Only after I had internalized this foundation did he begin introducing me to Space Magic itself.
Before Professor Lin allowed me to touch space, he dismantled everything I thought I understood about magic.
"You must first grasp the structure common to all magic," he said, writing one word on the board: Mana.
Magic, he explained, is not raw power.
It is the manipulation of mana, the unseen energy around and within us.
Internal mana, finite and personal, defines our natural limits.
External mana, ambient and everywhere, is borrowed. Circulating mana, is the bridge and is the act of casting. Fire, light, wind, healing, space: all share this foundation, differing only in affinity and filtration.
We returned to meditation, to the core. No projection. No sparks, no fire, no illusions. Just my internal reservoir and the careful flow of energy.
Compression, circulation, and focus became my exercises. My core grew steadier, denser, warmer without bursting. The first time I tried to release, it scattered. Painful, dizzying, frustrating. But I learned patience. Control before expression. Foundation before specialty.
When the day came to specialize, he gave me the candle. The thread of energy, fine and delicate, flickered the flame. I saw magic differently now: as a conversation, a negotiation between will and the world. Every spell a dialogue. Every flicker a compromise.
Space Magic followed naturally, though its concepts were abstract, unfamiliar. The core exercises remained the same.
Observation. Connection. Circulation.
Only now, the canvas expanded. Empty space, the gaps between matter, the unseen stretch of distance became a medium. I extended the internal warmth, drawing external mana into the invisible threads of void around me. The sensation was surreal: cold yet alive, distant yet intimate.

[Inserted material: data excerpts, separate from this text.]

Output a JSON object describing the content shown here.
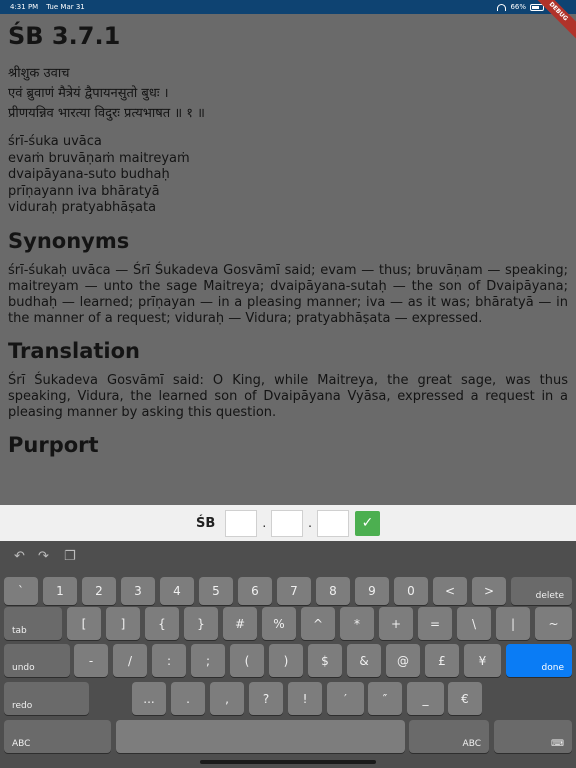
{
  "status_bar": {
    "time": "4:31 PM",
    "date": "Tue Mar 31",
    "battery": "66%",
    "ribbon": "DEBUG"
  },
  "verse": {
    "title": "ŚB 3.7.1",
    "devanagari": [
      "श्रीशुक उवाच",
      "एवं ब्रुवाणं मैत्रेयं द्वैपायनसुतो बुधः ।",
      "प्रीणयन्निव भारत्या विदुरः प्रत्यभाषत ॥ १ ॥"
    ],
    "transliteration": [
      "śrī-śuka uvāca",
      "evaṁ bruvāṇaṁ maitreyaṁ",
      "dvaipāyana-suto budhaḥ",
      "prīṇayann iva bhāratyā",
      "viduraḥ pratyabhāṣata"
    ],
    "synonyms_heading": "Synonyms",
    "synonyms": "śrī-śukaḥ uvāca — Śrī Śukadeva Gosvāmī said; evam — thus; bruvāṇam — speaking; maitreyam — unto the sage Maitreya; dvaipāyana-sutaḥ — the son of Dvaipāyana; budhaḥ — learned; prīṇayan — in a pleasing manner; iva — as it was; bhāratyā — in the manner of a request; viduraḥ — Vidura; pratyabhāṣata — expressed.",
    "translation_heading": "Translation",
    "translation": "Śrī Śukadeva Gosvāmī said: O King, while Maitreya, the great sage, was thus speaking, Vidura, the learned son of Dvaipāyana Vyāsa, expressed a request in a pleasing manner by asking this question.",
    "purport_heading": "Purport"
  },
  "jump_bar": {
    "label": "ŚB",
    "sep1": ".",
    "sep2": ".",
    "ok_symbol": "✓"
  },
  "keyboard": {
    "row1": [
      "`",
      "1",
      "2",
      "3",
      "4",
      "5",
      "6",
      "7",
      "8",
      "9",
      "0",
      "<",
      ">"
    ],
    "delete": "delete",
    "tab": "tab",
    "row2": [
      "[",
      "]",
      "{",
      "}",
      "#",
      "%",
      "^",
      "*",
      "+",
      "=",
      "\\",
      "|",
      "~"
    ],
    "undo": "undo",
    "row3": [
      "-",
      "/",
      ":",
      ";",
      "(",
      ")",
      "$",
      "&",
      "@",
      "£",
      "¥"
    ],
    "done": "done",
    "redo": "redo",
    "row4": [
      "...",
      ".",
      ",",
      "?",
      "!",
      "′",
      "″",
      "_",
      "€"
    ],
    "abc_left": "ABC",
    "abc_right": "ABC",
    "keyboard_icon": "⌨",
    "toolbar_undo": "↶",
    "toolbar_redo": "↷",
    "toolbar_paste": "❐"
  }
}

"Do not force," Professor Lin instructed, echoing his prior words. "You are not creating space. You are aligning with it, feeling it, persuading it to move with you."
I felt the cool tension of the void brushing my skin, reacting to the smallest movements of my will. My thread wavered, collapsed, rebuilt itself. Minutes became hours, breaths became lifelines. Small successes glimmered: a shift here, a faint pulse there. Tiny, imperceptible, but unmistakable.
Professor Lin finally nodded. "Enough for today. Even the greatest of students begin small. You will grow."
And for the first time, I understood why: magic was not a tool. Not a weapon. Not even a language. It was a living current, a conversation, a relationship with the world and with oneself.